With a blistering 80-mile attack over three mammoth Alpine passes, Landis won the final mountain stage of this year’s Tour by nearly six minutes, regaining much of the time he lost when he had a near-total loss of energy on a steep, final climb Wednesday.

No less an expert than the longtime Tour director, Jean-Marie Leblanc, called Landis’s performance “the best stage I have ever followed.”

“I remember the ride of Eddy Merckx in 1969 in the Pyrenees, when he went alone for more than 100 kilometers,” or more than 60 miles, Leblanc said. “Today was the same with Floyd. One day before, he was the leader, then he was defeated. But he was no coward, and thanks to his great heart, it is a very great performance.”

Paul Sherwen, a former professional cyclist who is now a race commentator for OLN, which is televising the Tour in the United States, said that he could not recall a performance like that of Landis.

“I’ve been on the Tour for 28 years, and I’m racking my brain trying to think of something I can compare it to,” Sherwen said. “I think many people would also think of Claudio Chiappucci” — the Italian cyclist who became part of race lore largely thanks to long breakaways in the 1990 and 1992 editions of the race.
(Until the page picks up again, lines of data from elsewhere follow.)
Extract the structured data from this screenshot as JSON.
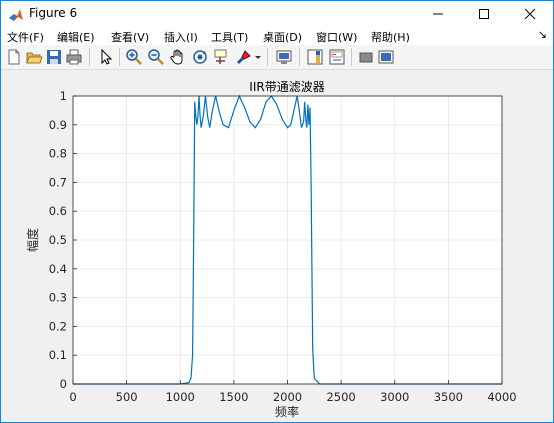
{
  "window": {
    "title": "Figure 6",
    "controls": {
      "minimize": "—",
      "maximize": "☐",
      "close": "✕"
    }
  },
  "menu": {
    "items": [
      "文件(F)",
      "编辑(E)",
      "查看(V)",
      "插入(I)",
      "工具(T)",
      "桌面(D)",
      "窗口(W)",
      "帮助(H)"
    ],
    "dock_arrow": "↘"
  },
  "toolbar": {
    "icons": [
      "new-figure-icon",
      "open-file-icon",
      "save-icon",
      "print-icon",
      "edit-plot-arrow-icon",
      "zoom-in-icon",
      "zoom-out-icon",
      "pan-hand-icon",
      "rotate-3d-icon",
      "data-cursor-icon",
      "brush-icon",
      "brush-dropdown-icon",
      "link-plot-icon",
      "insert-colorbar-icon",
      "insert-legend-icon",
      "hide-plot-tools-icon",
      "show-plot-tools-icon"
    ]
  },
  "chart_data": {
    "type": "line",
    "title": "IIR带通滤波器",
    "xlabel": "频率",
    "ylabel": "幅度",
    "xlim": [
      0,
      4000
    ],
    "ylim": [
      0,
      1
    ],
    "xticks": [
      "0",
      "500",
      "1000",
      "1500",
      "2000",
      "2500",
      "3000",
      "3500",
      "4000"
    ],
    "yticks": [
      "0",
      "0.1",
      "0.2",
      "0.3",
      "0.4",
      "0.5",
      "0.6",
      "0.7",
      "0.8",
      "0.9",
      "1"
    ],
    "grid": true,
    "line_color": "#0072bd",
    "series": [
      {
        "x": [
          0,
          1000,
          1080,
          1100,
          1115,
          1125,
          1135,
          1145,
          1155,
          1165,
          1175,
          1185,
          1195,
          1215,
          1235,
          1255,
          1275,
          1300,
          1330,
          1360,
          1400,
          1450,
          1500,
          1550,
          1600,
          1650,
          1700,
          1750,
          1800,
          1850,
          1900,
          1950,
          2000,
          2030,
          2060,
          2090,
          2110,
          2130,
          2150,
          2160,
          2170,
          2180,
          2190,
          2200,
          2210,
          2220,
          2235,
          2250,
          2300,
          4000
        ],
        "values": [
          0,
          0,
          0.005,
          0.02,
          0.1,
          0.5,
          0.98,
          0.93,
          0.9,
          0.93,
          1.0,
          0.93,
          0.89,
          0.93,
          1.0,
          0.93,
          0.89,
          0.95,
          1.0,
          0.95,
          0.9,
          0.89,
          0.95,
          1.0,
          0.96,
          0.91,
          0.89,
          0.92,
          0.98,
          1.0,
          0.97,
          0.92,
          0.89,
          0.9,
          0.95,
          1.0,
          0.95,
          0.89,
          0.91,
          0.98,
          0.92,
          0.89,
          0.97,
          0.9,
          0.96,
          0.7,
          0.12,
          0.02,
          0,
          0
        ]
      }
    ]
  }
}
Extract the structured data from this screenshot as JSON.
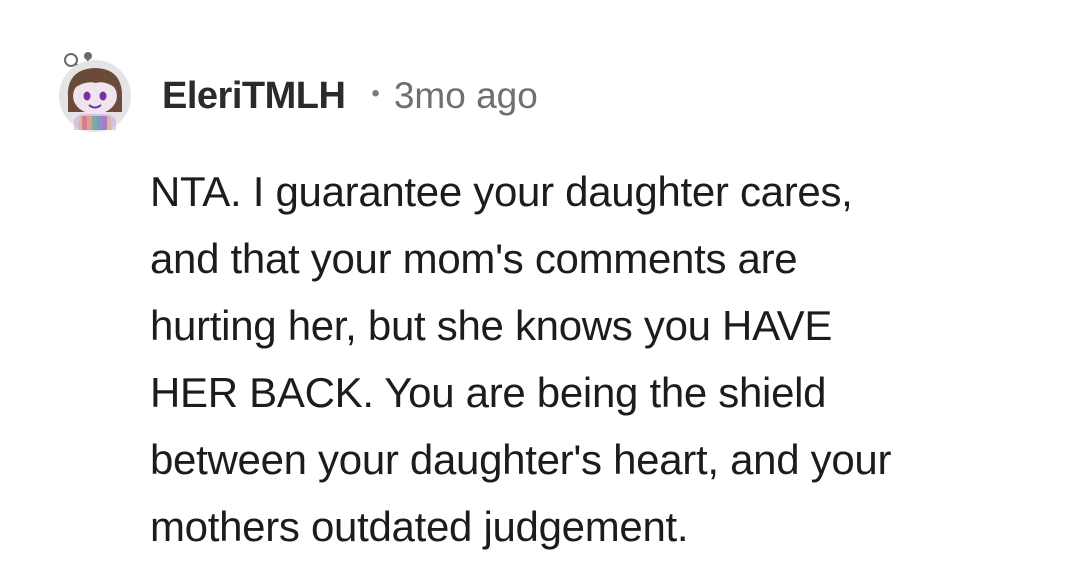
{
  "comment": {
    "author": "EleriTMLH",
    "separator": "•",
    "timestamp": "3mo ago",
    "avatar_icon": "reddit-snoo-avatar-icon",
    "body_lines": [
      "NTA. I guarantee your daughter cares,",
      "and that your mom's comments are",
      "hurting her, but she knows you HAVE",
      "HER BACK. You are being the shield",
      "between your daughter's heart, and your",
      "mothers outdated judgement."
    ]
  },
  "colors": {
    "background": "#ffffff",
    "username": "#2b2b2b",
    "meta": "#6f6f6f",
    "body": "#1c1c1c"
  }
}
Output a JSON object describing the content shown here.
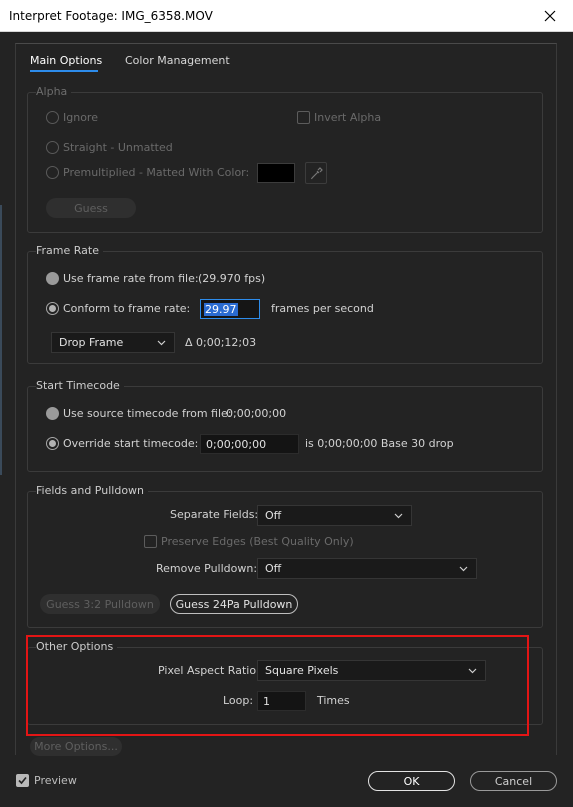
{
  "window": {
    "title": "Interpret Footage: IMG_6358.MOV",
    "close_icon": "close-icon"
  },
  "tabs": [
    {
      "label": "Main Options",
      "active": true
    },
    {
      "label": "Color Management",
      "active": false
    }
  ],
  "alpha": {
    "title": "Alpha",
    "ignore": "Ignore",
    "invert": "Invert Alpha",
    "straight": "Straight - Unmatted",
    "premultiplied": "Premultiplied - Matted With Color:",
    "guess": "Guess",
    "matte_color": "#000000"
  },
  "frame_rate": {
    "title": "Frame Rate",
    "use_from_file": "Use frame rate from file:",
    "file_fps": "(29.970 fps)",
    "conform": "Conform to frame rate:",
    "conform_value": "29.97",
    "fps_unit": "frames per second",
    "drop_frame": "Drop Frame",
    "delta": "Δ 0;00;12;03"
  },
  "start_timecode": {
    "title": "Start Timecode",
    "use_source": "Use source timecode from file:",
    "source_value": "0;00;00;00",
    "override": "Override start timecode:",
    "override_value": "0;00;00;00",
    "info": "is 0;00;00;00  Base 30  drop"
  },
  "fields": {
    "title": "Fields and Pulldown",
    "separate_label": "Separate Fields:",
    "separate_value": "Off",
    "preserve_edges": "Preserve Edges (Best Quality Only)",
    "remove_label": "Remove Pulldown:",
    "remove_value": "Off",
    "guess32": "Guess 3:2 Pulldown",
    "guess24": "Guess 24Pa Pulldown"
  },
  "other": {
    "title": "Other Options",
    "par_label": "Pixel Aspect Ratio:",
    "par_value": "Square Pixels",
    "loop_label": "Loop:",
    "loop_value": "1",
    "loop_unit": "Times"
  },
  "more_options": "More Options...",
  "footer": {
    "preview": "Preview",
    "preview_checked": true,
    "ok": "OK",
    "cancel": "Cancel"
  },
  "colors": {
    "accent": "#2d8ceb",
    "highlight": "#e31515",
    "background": "#232323"
  }
}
Sherwen particularly recalled Chiappucci’s performance in one long breakaway to the Italian town of Sestriere in 1992.

“But Chiappucci hadn’t lost 10 minutes the day before,” Sherwen said. “He hadn’t gone to the brink of exhaustion and he hadn’t seen himself lose the yellow jersey and go from first place to 11th.”


here's a ticker commentary, though it cannot compare to the intensity of seeing it. watching last night on tape delay was the most hypnotizing and exhilirating bit of spectator sport this writer has seen in years. the drama, the suffering, the triumph and redemption -- landis has not yet won the tour, though he is now once again the favorite, but will enter into the heroic annals of the tour de france regardless. and deservedly, for what he did was truly heroic.

it is truly powerful and affirmative episodes like this which this outhouse ballclub deceives and deprives its battered and deluded fans of with all its drivel and incompetence.

what landis has done is worthy of the highest praise, for it affirms all that is best in human life and achievement. what he did was impossible. but he did it. with everything on the line, he did it.

what macfail, hendry and the cubs do, year in and year out? not fit to be pissed on. not sure why anyone watches or cares.